US Vice President JD Vance
Credit: Reuters photo
New Delhi: The United States has subtly asked India to avoid a military conflict with Pakistan while responding to the April 22 terrorist attack at Baisaran near Pahalgam in Jammu and Kashmir.
“We’ve obviously been in close contact with our friends in India and Pakistan. Our hope here is that India responds to this terrorist attack in a way that does not lead to a broader regional conflict,” US Vice President J D Vance told Fox News late on Thursday.
He was responding to a query on the escalation of tensions between New Delhi and Islamabad in the wake of the killing of 26 people in the carnage in J&K. Prime Minister Narendra Modi on April 29 gave the armed forces of India “operational freedom” to respond to the attack, which was carried out by the terrorists owing allegiance to The Resistance Force, an offshoot of Lashkar-e-Tayyiba based in Pakistan.
Vance made the comment a day after External Affairs Minister S Jaishankar received a call from US Secretary of State Marco Rubio, who asked India to work with Pakistan “to de-escalate tensions and maintain peace and security in South Asia”.
China, earlier this week, asked India and Pakistan to exercise restraint, while the US called for a “responsible resolution” to diffuse tension.
“And, we hope, frankly, that Pakistan, to the extent that they’re responsible, cooperates with India to make sure that the terrorists sometimes operating in their territory are hunted down and dealt with. That’s how we hope this unfolds, we’re obviously in close contact. We’ll see what happens,” the US vice president told the TV channel.
Vance, along with his wife and children, was on a visit to India when the latest carnage in J&K was carried out by the terrorists, who were trained in areas under illegal occupation of Pakistan.
New Delhi alleged “cross-border linkages” of the carnage as early as on April 23 and responded to it, by putting in abeyance 65-year-old India-Pakistan Indus Water Treaty (IWT), shutting down the Integrated Check Post at Attari-Wagah border between the two countries, revoking visas issued to citizens of Pakistan to visit India, and further downgrading bilateral diplomatic relations. New Delhi also expelled Pakistan’s three military officers posted as diplomats at its high commission in the capital of India.

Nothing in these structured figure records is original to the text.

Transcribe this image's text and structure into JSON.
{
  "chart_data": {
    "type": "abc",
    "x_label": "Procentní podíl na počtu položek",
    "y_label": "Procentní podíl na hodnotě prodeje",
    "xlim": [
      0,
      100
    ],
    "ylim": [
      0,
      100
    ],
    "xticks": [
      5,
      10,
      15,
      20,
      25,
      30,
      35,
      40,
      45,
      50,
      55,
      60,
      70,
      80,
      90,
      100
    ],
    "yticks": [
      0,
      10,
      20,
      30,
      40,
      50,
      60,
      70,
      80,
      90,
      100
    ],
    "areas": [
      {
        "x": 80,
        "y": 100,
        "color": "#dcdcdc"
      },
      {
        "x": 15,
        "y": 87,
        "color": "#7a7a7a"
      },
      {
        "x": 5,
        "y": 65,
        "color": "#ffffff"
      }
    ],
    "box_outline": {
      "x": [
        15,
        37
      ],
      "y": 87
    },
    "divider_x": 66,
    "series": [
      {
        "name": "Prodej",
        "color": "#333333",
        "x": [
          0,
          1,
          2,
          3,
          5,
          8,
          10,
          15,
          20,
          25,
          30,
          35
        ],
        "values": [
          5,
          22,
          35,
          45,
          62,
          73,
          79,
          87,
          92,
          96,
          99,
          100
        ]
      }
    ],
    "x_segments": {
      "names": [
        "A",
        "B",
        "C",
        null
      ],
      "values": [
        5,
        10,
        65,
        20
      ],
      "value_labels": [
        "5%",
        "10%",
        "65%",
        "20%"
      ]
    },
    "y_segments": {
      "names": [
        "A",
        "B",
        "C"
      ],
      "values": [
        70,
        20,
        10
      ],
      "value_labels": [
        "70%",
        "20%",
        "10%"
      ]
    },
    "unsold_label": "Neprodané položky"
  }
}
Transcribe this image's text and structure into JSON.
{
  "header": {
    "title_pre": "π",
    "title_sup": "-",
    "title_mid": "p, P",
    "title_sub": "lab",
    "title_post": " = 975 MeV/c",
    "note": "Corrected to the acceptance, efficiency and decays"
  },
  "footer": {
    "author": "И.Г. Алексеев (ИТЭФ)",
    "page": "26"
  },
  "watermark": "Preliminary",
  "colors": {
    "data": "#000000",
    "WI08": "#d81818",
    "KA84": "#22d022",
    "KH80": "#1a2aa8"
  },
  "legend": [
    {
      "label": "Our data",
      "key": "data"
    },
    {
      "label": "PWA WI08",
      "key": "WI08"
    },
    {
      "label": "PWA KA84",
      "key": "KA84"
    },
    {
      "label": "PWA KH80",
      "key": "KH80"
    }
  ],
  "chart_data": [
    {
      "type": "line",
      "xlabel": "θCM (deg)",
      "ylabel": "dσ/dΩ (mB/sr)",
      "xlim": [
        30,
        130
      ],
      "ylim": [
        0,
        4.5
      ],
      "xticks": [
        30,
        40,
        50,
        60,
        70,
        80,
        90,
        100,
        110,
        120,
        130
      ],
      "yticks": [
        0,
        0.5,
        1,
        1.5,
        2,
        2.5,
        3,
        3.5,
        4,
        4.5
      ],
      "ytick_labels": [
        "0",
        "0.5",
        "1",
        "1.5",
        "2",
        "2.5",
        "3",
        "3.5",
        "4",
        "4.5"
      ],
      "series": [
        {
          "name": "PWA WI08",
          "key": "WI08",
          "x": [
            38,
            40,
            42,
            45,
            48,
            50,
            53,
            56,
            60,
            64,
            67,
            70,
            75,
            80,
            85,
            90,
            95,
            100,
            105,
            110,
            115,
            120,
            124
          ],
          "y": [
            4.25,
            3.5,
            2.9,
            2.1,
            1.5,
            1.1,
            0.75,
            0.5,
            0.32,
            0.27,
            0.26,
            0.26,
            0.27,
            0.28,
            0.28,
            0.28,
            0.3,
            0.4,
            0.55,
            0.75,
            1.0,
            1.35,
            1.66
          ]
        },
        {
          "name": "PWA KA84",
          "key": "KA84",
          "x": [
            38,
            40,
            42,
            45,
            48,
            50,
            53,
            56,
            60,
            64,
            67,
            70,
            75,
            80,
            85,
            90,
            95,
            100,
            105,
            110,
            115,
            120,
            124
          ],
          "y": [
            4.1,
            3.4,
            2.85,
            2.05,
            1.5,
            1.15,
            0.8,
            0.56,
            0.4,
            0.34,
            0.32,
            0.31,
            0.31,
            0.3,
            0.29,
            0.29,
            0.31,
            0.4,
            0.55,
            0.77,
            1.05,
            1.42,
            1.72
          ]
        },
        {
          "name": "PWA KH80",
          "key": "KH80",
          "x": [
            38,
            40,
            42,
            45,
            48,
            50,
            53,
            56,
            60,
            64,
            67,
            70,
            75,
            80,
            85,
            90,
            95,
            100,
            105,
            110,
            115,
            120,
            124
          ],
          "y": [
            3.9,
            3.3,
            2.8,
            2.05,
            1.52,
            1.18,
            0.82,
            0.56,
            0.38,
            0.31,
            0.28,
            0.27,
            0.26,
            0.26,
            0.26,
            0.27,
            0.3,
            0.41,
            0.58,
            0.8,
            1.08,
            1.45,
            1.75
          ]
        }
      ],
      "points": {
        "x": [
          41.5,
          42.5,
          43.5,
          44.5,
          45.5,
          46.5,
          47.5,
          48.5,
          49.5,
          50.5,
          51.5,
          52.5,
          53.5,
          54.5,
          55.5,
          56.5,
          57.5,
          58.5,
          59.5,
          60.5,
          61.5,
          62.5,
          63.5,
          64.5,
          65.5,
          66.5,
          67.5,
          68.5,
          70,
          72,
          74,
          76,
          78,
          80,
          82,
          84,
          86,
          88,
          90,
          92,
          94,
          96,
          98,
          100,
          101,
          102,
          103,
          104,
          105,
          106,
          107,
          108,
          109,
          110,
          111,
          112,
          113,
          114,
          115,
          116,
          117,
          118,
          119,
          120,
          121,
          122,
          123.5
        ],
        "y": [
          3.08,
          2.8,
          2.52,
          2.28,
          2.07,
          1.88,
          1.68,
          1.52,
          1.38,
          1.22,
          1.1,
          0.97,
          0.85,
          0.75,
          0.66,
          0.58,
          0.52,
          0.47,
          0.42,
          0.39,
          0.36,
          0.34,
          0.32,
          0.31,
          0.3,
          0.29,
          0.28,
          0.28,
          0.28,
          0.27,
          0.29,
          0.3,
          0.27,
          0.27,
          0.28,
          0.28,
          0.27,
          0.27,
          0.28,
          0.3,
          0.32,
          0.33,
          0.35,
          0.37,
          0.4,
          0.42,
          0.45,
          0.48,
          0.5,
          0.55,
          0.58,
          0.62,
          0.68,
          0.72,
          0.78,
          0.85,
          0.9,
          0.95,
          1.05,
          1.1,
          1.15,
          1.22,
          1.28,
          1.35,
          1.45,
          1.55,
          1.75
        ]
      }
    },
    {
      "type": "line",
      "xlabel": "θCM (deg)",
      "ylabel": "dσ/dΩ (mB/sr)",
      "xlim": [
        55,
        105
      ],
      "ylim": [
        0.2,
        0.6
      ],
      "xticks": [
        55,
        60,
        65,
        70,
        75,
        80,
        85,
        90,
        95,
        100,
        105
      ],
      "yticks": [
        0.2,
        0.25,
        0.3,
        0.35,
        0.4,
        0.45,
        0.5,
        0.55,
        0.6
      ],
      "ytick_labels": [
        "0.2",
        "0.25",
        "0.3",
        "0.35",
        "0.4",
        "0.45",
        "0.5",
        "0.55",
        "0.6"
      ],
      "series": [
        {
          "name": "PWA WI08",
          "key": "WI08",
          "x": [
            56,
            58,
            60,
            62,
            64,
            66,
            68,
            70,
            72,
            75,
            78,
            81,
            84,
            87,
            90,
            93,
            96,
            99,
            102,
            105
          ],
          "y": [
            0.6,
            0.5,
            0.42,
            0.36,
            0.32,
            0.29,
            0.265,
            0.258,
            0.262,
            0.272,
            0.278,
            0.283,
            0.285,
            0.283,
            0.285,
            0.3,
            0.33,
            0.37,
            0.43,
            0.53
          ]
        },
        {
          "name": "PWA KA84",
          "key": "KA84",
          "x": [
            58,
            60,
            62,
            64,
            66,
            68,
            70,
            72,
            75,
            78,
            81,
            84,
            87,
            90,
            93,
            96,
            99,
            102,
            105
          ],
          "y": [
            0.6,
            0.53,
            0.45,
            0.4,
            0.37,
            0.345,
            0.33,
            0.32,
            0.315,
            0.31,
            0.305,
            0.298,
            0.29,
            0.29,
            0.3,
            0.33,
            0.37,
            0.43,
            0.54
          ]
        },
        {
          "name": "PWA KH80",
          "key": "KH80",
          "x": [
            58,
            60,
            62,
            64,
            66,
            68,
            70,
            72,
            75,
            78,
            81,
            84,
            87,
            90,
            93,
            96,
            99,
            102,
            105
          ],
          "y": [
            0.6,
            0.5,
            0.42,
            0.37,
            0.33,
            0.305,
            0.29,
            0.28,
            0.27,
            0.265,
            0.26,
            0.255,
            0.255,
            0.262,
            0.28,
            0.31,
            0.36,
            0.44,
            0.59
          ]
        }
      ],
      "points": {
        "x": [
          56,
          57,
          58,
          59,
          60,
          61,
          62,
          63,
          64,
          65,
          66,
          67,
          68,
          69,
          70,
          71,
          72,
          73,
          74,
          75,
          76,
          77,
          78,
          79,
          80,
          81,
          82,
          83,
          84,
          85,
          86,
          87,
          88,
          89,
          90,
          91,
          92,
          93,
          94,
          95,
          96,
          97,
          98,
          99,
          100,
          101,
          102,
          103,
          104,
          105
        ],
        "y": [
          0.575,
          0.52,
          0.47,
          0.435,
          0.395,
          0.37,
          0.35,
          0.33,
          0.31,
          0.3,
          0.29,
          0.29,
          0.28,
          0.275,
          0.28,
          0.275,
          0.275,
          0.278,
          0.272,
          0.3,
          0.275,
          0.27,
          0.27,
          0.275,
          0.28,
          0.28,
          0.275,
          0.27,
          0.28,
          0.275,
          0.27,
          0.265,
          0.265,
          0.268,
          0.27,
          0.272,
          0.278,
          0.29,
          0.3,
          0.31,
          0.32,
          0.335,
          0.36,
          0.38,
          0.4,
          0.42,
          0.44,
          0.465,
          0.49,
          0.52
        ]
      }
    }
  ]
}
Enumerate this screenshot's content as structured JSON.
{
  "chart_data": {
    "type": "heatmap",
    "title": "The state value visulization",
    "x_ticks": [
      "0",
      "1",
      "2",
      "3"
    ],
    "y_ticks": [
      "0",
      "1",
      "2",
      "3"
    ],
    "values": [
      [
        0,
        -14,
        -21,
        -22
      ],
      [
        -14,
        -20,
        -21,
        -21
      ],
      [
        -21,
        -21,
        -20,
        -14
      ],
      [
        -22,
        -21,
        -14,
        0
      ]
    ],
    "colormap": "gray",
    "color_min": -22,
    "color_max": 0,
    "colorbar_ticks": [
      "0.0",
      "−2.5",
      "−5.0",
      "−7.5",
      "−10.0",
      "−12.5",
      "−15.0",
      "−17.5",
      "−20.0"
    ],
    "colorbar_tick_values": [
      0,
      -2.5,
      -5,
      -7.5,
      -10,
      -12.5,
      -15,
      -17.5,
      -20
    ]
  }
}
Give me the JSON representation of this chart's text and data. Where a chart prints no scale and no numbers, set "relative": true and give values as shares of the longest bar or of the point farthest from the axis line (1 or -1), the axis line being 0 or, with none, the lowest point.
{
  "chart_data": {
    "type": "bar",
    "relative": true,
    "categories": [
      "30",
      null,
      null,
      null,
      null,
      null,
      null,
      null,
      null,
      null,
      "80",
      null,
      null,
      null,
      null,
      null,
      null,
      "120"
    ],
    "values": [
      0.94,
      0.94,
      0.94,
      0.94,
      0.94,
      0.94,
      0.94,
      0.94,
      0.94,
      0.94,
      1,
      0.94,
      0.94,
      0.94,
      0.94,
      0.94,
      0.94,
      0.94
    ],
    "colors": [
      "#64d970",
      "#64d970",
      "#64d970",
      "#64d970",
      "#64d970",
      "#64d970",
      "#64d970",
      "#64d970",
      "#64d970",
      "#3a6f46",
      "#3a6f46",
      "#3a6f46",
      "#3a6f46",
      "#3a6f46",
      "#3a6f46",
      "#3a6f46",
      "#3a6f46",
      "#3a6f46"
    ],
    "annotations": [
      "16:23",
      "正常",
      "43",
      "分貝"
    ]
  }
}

Islamabad put in abeyance the 1972 Simla Agreement as well as all other bilateral pacts between Pakistan and India, apart from initiating other retaliatory measures to respond to New Delhi’s moves. They also stopped allowing aircraft of India and Pakistan to fly through each other’s airspace.
When Rubio late on Tuesday told him over the phone that President Donald Trump’s administration wanted India to work with Pakistan to maintain peace in South Asia, External Affairs Minister S Jaishankar responded by stressing that the “perpetrators, backers and planners” of the attack must be brought to justice.
This was followed by Defence Minister Rajnath Singh telling his US counterpart Pete Hegseth on Wednesday that Pakistan had a history of supporting, training and funding terrorist organisations, and the world could no longer turn a blind eye to the role of the “rogue state” in fuelling global terrorism and destabilising the region. Hegseth, according to a readout issued by New Delhi, told Singh that the US stood in solidarity with India and supported India’s right to defend itself.
Hegseth’s post on X about his call with Singh, however, had no reference to Pakistan, although he did convey strong support of the US to India.
Despite the persistent refusal of Prime Minister Shehbaz Sharif’s government to acknowledge the role of the entities based in Pakistan in the latest terrorist attack in India, the Trump Administration asked New Delhi to avoid regional conflict while responding to the carnage. A source in New Delhi told DH that the US should not overlook the fact that Pakistan had never done its bit to bring to justice the plotters and perpetrators of the terror strikes in India, be it the November 26-28, 2008, carnage in Mumbai, or the attacks on the Indian Air Force base in Pathankot January 2016. Though the recent extradition of 26/11 plotter Tahawwur Rana from the US to India raised hope for stronger bilateral cooperation against terrorism, New Delhi was taken aback by the nudge from Washington, D.C. to work with Islamabad to diffuse tension.
Sharif recently said that his government was open to participating in any neutral investigation into the April 22 carnage in J&K.
New Delhi had only once in the past allowed Islamabad to take part in a probe into a terror attack in India. Prime Minister Narendra Modi’s government had in March 2016 allowed a team of investigators from Pakistan to visit the scenes of attacks that the Jaish-e-Mohammed (JeM) terrorists had carried out inside the airbase at Pathankot in India. The officials of India’s National Investigation Agency had accompanied the investigators from Pakistan during the tour to the Indian Air Force base.
The exercise, however, had not resulted in any meaningful action by Pakistan against the terrorist organisations known for carrying out attacks in India. The Indian Army, later on September 26 that year, carried out its first publicly acknowledged “surgical strikes” on the camps of the terrorists in the areas under illegal occupation of Pakistan.